According to Grynkewich, the Russians have been flying in a more assertive manner and not adhering to the protocols agreed upon with the United States. Grynkewich complained that Russian fighter jets are trying to dominate the skies in an area that has long been recognized as coalition airspace. Therefore, America decided to send its most superior fighter jets, the F-22 Raptors, into that air space to show U.S. superiority over Russia in the region.
Grynkewich explains that the fighter pilots that are deployed now into Syria from Russia are being rewarded for their unprofessional behavior. “The biggest risk for all of us is these aircraft are not flying on training missions; they are on combat missions. Our aircraft have live weapons on board; the Russian aircraft have live weapons on board.
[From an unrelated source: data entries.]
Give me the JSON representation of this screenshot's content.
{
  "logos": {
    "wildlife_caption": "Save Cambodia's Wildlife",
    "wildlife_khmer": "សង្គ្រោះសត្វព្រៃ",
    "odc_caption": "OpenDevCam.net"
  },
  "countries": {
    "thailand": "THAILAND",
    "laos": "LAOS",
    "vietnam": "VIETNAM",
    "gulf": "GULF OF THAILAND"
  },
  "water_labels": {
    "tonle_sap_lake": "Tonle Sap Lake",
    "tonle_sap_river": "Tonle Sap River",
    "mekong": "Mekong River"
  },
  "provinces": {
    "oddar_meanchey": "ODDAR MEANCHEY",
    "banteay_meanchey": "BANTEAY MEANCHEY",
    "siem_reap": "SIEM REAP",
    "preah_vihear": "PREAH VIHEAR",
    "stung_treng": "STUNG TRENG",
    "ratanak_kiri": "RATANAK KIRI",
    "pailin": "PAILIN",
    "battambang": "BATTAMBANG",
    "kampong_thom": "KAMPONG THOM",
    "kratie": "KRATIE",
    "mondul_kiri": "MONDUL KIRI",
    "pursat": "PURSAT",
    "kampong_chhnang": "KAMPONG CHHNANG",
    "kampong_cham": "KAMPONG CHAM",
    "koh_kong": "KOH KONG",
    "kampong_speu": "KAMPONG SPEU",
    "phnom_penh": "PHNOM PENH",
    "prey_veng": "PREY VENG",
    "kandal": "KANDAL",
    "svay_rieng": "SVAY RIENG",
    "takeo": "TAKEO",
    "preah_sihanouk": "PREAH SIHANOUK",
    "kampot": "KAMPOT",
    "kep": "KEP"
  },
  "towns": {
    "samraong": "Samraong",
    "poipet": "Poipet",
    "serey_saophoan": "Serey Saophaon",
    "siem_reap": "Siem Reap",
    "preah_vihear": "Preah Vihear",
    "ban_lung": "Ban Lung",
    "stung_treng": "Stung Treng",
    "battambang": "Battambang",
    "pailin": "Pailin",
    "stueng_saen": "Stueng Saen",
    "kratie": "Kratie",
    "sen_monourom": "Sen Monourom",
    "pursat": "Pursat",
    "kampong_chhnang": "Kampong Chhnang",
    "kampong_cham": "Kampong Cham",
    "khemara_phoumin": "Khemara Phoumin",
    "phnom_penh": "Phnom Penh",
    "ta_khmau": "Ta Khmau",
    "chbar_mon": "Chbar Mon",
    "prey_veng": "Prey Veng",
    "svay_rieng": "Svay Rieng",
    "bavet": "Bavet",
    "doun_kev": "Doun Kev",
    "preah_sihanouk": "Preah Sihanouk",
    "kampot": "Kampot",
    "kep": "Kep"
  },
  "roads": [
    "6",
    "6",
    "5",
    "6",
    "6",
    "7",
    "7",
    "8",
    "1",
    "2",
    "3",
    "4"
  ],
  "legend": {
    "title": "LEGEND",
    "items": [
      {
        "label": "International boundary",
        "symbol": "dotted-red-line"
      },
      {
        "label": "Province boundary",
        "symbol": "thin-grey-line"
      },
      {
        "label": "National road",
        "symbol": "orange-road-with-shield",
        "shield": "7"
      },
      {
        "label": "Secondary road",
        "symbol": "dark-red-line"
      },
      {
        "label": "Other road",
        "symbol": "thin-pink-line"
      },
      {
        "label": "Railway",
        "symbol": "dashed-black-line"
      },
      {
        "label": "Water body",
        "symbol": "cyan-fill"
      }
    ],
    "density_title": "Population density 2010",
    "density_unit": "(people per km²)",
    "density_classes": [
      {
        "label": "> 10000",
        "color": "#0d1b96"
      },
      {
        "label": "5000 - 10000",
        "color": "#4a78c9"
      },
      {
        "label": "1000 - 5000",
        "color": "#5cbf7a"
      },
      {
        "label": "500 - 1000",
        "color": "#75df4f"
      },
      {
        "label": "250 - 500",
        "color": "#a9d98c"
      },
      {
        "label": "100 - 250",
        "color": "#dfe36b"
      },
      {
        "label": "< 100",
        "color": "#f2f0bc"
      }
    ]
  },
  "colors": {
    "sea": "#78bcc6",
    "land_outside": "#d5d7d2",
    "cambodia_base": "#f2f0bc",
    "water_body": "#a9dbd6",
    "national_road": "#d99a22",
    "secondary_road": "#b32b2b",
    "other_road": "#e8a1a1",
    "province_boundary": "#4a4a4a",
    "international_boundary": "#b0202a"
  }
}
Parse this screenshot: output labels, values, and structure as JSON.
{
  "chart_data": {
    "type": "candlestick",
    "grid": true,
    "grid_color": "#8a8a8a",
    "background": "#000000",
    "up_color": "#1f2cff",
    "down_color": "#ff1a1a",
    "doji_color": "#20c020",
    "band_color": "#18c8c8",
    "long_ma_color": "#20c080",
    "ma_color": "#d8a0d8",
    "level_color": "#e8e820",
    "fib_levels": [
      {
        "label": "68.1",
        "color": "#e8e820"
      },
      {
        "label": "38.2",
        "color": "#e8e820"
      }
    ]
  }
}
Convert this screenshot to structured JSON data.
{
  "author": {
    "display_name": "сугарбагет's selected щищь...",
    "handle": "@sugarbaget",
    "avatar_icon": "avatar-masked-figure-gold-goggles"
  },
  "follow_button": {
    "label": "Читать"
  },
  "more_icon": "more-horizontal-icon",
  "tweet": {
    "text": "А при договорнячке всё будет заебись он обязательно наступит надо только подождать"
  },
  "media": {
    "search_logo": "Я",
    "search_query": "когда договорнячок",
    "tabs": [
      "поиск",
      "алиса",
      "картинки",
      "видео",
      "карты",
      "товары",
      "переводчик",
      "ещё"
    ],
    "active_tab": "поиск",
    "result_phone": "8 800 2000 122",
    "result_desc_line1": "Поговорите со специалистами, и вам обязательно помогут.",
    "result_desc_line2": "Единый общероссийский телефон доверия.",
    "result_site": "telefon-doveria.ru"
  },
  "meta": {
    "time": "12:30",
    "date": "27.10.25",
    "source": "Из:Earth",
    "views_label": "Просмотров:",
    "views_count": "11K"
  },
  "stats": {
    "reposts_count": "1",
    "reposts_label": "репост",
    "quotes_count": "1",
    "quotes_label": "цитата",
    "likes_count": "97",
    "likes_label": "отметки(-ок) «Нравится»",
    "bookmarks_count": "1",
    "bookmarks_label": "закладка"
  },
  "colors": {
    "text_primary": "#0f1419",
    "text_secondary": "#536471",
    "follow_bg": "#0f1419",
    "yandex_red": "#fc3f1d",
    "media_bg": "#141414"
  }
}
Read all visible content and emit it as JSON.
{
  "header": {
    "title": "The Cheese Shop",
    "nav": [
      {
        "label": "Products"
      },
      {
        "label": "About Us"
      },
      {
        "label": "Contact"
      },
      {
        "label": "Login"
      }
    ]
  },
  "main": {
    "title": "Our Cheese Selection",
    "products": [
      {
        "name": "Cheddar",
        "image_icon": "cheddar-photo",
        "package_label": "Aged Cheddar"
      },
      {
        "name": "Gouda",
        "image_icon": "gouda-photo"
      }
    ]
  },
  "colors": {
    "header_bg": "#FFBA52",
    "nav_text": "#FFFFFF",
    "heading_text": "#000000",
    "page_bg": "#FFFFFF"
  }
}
And, this kind of behavior just really increases the risk of a miscalculation; some sort of an incident occurring that is unintentional.”
Grynkewich adds that the growing relationship between Iran and Russia will have a big impact on exactly how Iran moderates or does not moderate its behavior in Syria. Iran feels that Russia owes it something, and that Russia is, in some way, beholden to Iran.
Talking about the U.S. led coalition in Syria, he acknowledges, “The Iranians certainly want the coalition to depart from Syria; and they want that, so they have freedom of action to have Iranian-aligned groups more advanced conventional weapons and lethal capabilities across Syria for their own purposes — to threaten Israel or to threaten other interests with whom they disagree.”
Grynkewich reiterates U.S. support for Israel. “The growing connection between Russia and Iran, and if they are able to open up avenues where Iran is able to push lethal aid through Syria that threatens Israel, that’s certainly a concern for the United States. Israel is clearly one of our close partners in the region…”
The Russian relationship with Iran is being watched closely by both the U.S. and Israel, who share a strong defense alliance. American officials often speak of the ironclad commitment to the defense of Israel, which Grynkewich supports. For now. U.S. forces, including Air Forces Central, will continue to bring reinforcements into eastern Syria to deter Russia’s aggression in the Middle East region.